06/04/2008 05:12 am ET Updated May 25, 2011

Peacekeepers Abusing Children In Post-Conflict Areas

A leading UK charity, Save The Children, has issued a report saying that peacekeepers are abusing children in post-conflict areas such as the Sudan and Haiti:

Children in post-conflict areas are being abused by the very people drafted into such zones to help look after them, says Save the Children...

...Save the Children says the most shocking aspect of child sex abuse is that most of it goes unreported and unpunished, with children too scared to speak out.

A 13-year-old girl, "Elizabeth" described to the BBC how 10 UN peacekeepers gang-raped her in a field near her Ivory Coast home.

"They grabbed me and threw me to the ground and they forced themselves on me... I tried to escape but there were 10 of them and I could do nothing," she said.

After research involving hundreds of children from Ivory Coast, southern Sudan and Haiti, the charity said better reporting mechanisms needed to be introduced to deal with what it called "endemic failures" in responding to reported cases of abuse.

The deputy chief investigator with the United Nations Office of Internal Oversight Services in Congo from 2005 to 2007 addressed the issue of who will watch the peacekeepers in an op-ed in the New York Times just 4 days ago:

The BBC and Human Rights Watch have both brought forward evidence that the United Nations covered up evidence of gold smuggling and arms trafficking by its peacekeepers in Congo. The peacekeepers are said to have had illegal dealings with one of the most murderous militias in the country, where millions have died in one of the bloodiest yet least visible conflicts in the world.

Last month, Inga-Britt Ahlenius, the head of the Office of Internal Oversight Services at the United Nations, told the BBC that her investigators drew the right conclusions based on the evidence they found: that there was little that warranted prosecution or further investigation.

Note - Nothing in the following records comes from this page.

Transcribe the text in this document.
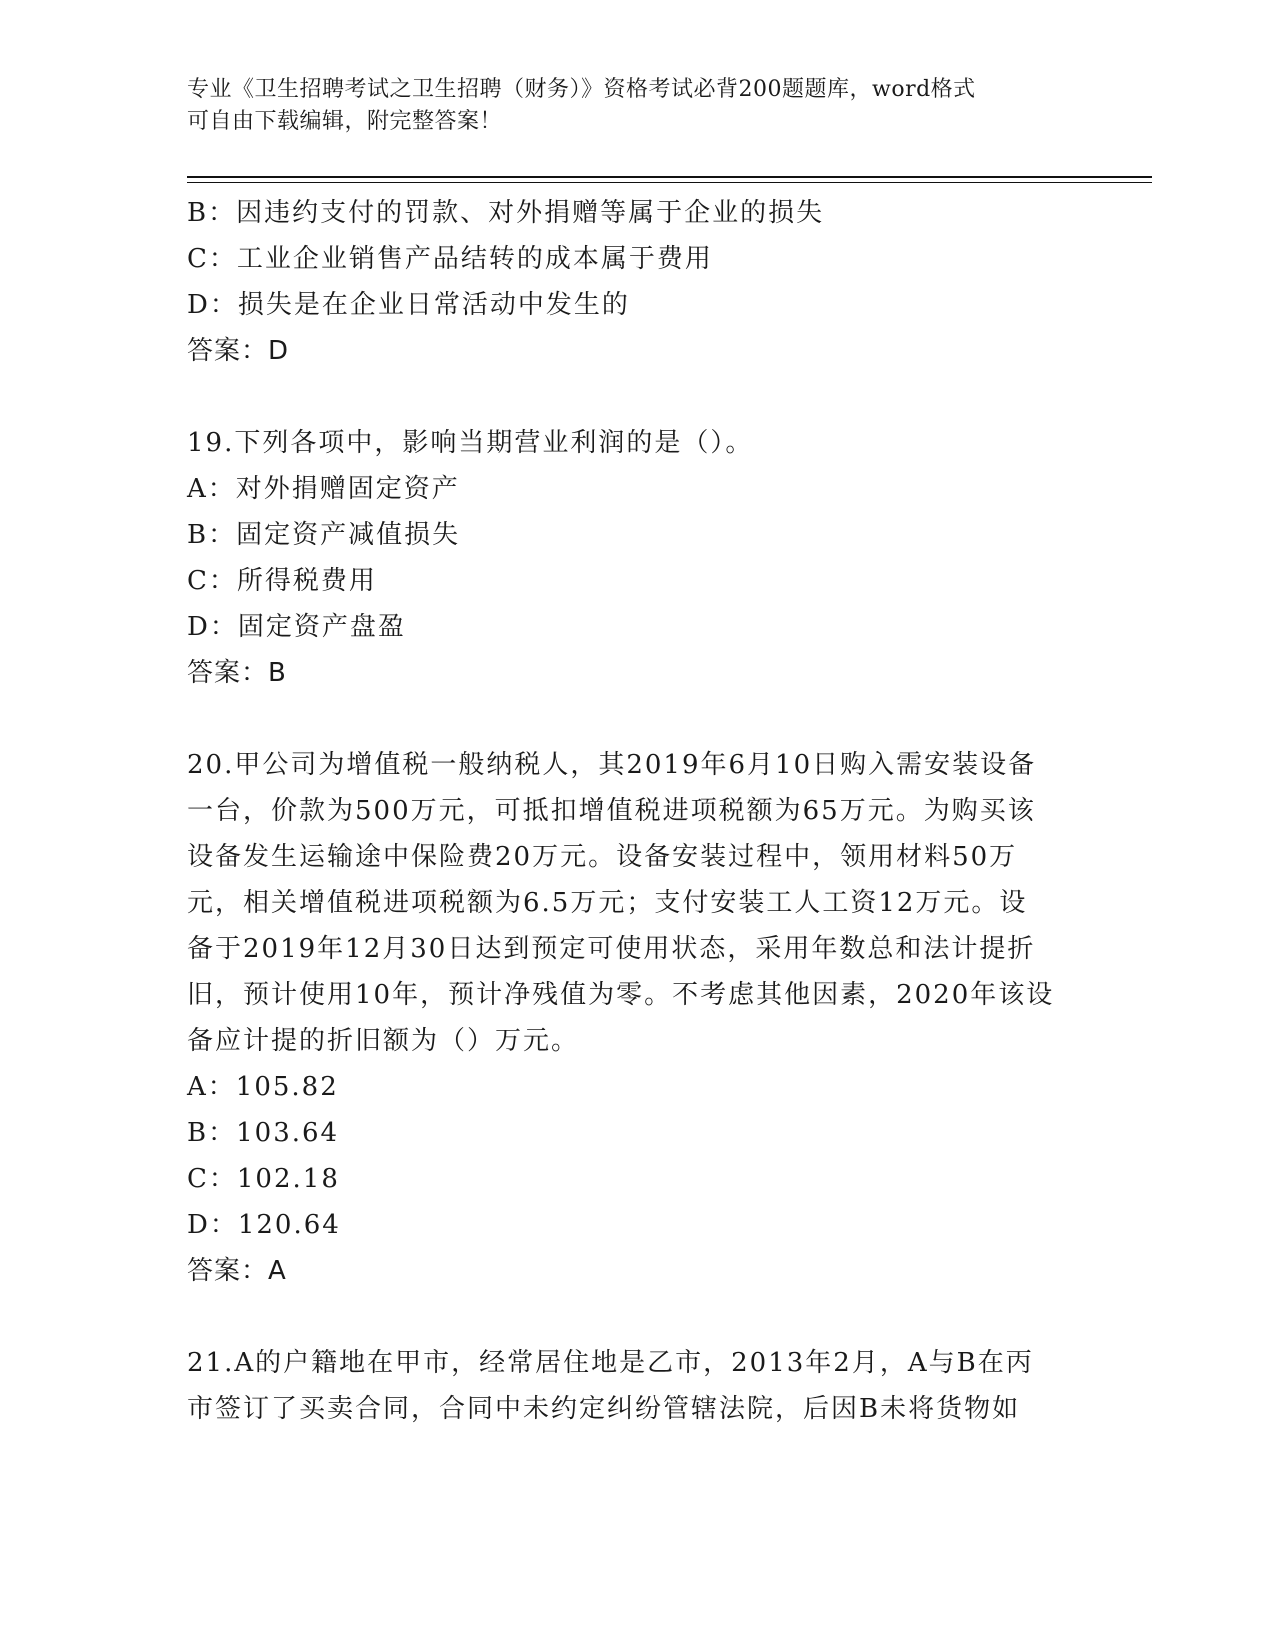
专业《卫生招聘考试之卫生招聘（财务）》资格考试必背200题题库，word格式
可自由下载编辑，附完整答案！
B：因违约支付的罚款、对外捐赠等属于企业的损失
C：工业企业销售产品结转的成本属于费用
D：损失是在企业日常活动中发生的
答案：D
19.下列各项中，影响当期营业利润的是（）。
A：对外捐赠固定资产
B：固定资产减值损失
C：所得税费用
D：固定资产盘盈
答案：B
20.甲公司为增值税一般纳税人，其2019年6月10日购入需安装设备
一台，价款为500万元，可抵扣增值税进项税额为65万元。为购买该
设备发生运输途中保险费20万元。设备安装过程中，领用材料50万
元，相关增值税进项税额为6.5万元；支付安装工人工资12万元。设
备于2019年12月30日达到预定可使用状态，采用年数总和法计提折
旧，预计使用10年，预计净残值为零。不考虑其他因素，2020年该设
备应计提的折旧额为（）万元。
A：105.82
B：103.64
C：102.18
D：120.64
答案：A
21.A的户籍地在甲市，经常居住地是乙市，2013年2月，A与B在丙
市签订了买卖合同，合同中未约定纠纷管辖法院，后因B未将货物如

I wish that were true. I was the investigator in charge of the United Nations team that in 2006 looked into allegations of abuses by Pakistani peacekeepers in Congo and found them credible. But the investigation was taken away from my team after we resisted what we saw as attempts to influence the outcome. My fellow team members and I were appalled to see that the oversight office's final report was little short of a whitewash.